The Gig Harbor City Council spent much of Monday night’s meeting on a continued debate about proposed zoning changes to the downtown business and waterfront commercial districts. A decision could be made in early September.
The second proposed amendment in the zoning ordinance would allow current nonconforming buildings to be remodeled or torn down and rebuilt to the same or smaller configuration, a policy known as “grandfathering.”
Council member Jill Guernsey said the amendment is a step in the right direction.
“It’s a baby step,” Guernsey said. “It allows redevelopment but maintains the character of the area. It will help revitalize downtown, and will benefit downtown.”
Council member Derek Young reiterated his concerns with grandfathering, saying it sets up two different types of property owners in the same area. He also said it’s a signal that the current zoning rules are too strict.
Council member Paul Kadzik agreed with Guernsey.
“The ordinance would be in the benefit of the downtown area,” Kadzik said. “I’m in favor of including it.”
Council member Steve Ekberg also said the measure would be beneficial to the area.

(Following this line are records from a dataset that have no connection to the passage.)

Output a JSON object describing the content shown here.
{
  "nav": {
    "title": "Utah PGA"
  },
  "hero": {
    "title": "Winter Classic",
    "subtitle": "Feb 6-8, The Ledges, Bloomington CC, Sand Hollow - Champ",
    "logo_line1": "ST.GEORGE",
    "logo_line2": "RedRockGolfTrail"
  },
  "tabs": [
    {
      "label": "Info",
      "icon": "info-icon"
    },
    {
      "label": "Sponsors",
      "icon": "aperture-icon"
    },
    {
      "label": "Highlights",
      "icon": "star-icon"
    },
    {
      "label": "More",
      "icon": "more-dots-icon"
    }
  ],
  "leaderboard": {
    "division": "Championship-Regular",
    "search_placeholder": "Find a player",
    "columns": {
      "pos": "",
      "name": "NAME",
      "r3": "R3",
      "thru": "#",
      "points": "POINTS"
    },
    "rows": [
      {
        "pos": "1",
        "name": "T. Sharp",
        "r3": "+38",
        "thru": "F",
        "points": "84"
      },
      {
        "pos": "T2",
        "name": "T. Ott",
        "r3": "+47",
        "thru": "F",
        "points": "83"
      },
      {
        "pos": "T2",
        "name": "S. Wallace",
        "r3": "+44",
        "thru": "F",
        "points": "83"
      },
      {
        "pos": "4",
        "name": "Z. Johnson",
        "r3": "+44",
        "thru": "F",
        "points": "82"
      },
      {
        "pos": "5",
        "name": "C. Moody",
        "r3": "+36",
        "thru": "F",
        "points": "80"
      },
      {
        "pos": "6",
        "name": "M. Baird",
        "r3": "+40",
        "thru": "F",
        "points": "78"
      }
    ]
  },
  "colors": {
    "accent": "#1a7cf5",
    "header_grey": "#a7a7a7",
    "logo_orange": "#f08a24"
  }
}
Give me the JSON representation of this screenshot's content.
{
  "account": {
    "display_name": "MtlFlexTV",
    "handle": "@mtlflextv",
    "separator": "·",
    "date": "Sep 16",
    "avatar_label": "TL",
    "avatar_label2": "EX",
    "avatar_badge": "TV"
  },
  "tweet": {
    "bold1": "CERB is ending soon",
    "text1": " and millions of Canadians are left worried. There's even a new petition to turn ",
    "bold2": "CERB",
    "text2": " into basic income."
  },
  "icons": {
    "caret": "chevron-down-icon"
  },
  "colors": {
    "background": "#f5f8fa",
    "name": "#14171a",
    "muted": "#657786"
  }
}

Considerable debate mounted regarding the next part of the ordinance, which would change the rules for building height. The current municipal code allows buildings to be as tall as 27 feet with peaked roofs. The proposed change would allow buildings to reach 27 feet with flat roofs, effectively allowing more two-story buildings to be built in the area.
The proposed change has been met with significant resistance from some citizens.

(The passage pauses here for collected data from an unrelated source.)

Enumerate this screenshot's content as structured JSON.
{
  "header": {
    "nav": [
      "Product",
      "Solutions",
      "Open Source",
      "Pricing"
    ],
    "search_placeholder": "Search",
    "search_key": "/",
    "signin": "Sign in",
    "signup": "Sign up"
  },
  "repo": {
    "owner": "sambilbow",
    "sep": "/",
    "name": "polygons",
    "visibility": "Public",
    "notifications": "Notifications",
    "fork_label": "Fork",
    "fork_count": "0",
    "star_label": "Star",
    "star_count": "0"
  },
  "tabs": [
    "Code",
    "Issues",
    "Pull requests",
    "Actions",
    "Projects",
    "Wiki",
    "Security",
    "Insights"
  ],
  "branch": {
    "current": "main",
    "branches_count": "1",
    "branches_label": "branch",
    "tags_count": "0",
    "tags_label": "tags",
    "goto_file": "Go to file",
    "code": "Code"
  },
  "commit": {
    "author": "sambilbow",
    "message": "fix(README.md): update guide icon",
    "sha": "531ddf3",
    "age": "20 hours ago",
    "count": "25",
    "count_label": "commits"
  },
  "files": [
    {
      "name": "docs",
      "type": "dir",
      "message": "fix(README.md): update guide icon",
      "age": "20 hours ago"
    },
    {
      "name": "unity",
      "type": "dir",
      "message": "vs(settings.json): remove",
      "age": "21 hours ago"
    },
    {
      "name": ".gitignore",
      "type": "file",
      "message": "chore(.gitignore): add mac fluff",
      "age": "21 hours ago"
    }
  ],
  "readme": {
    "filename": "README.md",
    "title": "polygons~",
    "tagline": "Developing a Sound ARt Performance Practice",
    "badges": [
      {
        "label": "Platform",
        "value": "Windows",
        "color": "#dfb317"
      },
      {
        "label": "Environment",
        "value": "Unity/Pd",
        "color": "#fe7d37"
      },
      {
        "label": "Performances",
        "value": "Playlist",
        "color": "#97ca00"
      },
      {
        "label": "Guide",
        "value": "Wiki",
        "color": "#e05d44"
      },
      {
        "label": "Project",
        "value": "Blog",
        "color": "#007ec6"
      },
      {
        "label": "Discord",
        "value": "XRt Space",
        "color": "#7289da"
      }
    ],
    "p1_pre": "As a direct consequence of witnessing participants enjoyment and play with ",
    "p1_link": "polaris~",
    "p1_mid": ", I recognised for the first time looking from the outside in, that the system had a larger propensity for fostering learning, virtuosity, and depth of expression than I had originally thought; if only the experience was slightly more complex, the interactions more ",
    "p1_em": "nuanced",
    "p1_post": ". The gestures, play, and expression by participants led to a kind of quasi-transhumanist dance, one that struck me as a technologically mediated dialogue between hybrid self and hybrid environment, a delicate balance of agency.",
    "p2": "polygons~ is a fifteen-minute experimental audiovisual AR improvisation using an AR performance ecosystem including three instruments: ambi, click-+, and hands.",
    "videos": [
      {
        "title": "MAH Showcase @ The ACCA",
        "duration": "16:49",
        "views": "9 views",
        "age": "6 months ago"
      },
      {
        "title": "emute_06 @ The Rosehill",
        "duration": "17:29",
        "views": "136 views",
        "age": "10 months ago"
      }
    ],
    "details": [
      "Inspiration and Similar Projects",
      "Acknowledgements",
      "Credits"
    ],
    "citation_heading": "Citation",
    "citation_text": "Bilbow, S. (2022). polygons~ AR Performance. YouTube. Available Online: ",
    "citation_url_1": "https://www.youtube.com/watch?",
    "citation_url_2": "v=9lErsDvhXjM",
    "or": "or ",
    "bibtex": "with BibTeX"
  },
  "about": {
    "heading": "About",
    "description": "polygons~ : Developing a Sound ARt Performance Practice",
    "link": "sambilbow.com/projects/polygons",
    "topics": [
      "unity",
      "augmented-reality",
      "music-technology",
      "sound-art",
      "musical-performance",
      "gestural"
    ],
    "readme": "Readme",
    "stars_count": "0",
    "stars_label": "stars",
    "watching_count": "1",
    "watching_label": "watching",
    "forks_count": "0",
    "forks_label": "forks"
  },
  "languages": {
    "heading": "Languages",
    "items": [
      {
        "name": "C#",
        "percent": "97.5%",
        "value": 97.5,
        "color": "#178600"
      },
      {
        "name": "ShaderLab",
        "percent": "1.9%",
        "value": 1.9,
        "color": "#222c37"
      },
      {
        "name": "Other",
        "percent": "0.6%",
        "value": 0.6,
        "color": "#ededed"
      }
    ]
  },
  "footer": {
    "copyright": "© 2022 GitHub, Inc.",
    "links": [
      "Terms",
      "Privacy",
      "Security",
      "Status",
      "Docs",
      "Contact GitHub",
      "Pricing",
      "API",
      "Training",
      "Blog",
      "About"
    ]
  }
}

Council member Ken Malich opposed the measure, calling it a dangerous step. Malich said allowing taller building and flat roofs could ruin the view of the water from certain areas and may be a slippery slope.
“People want to have peaked roofs, and not flat roofs,” Malich said.
The council members eventually decided to leave the downtown business district north of Rosedale Street out of the ordinance, and it left the waterfront commercial district on the table for a third reading, scheduled for September.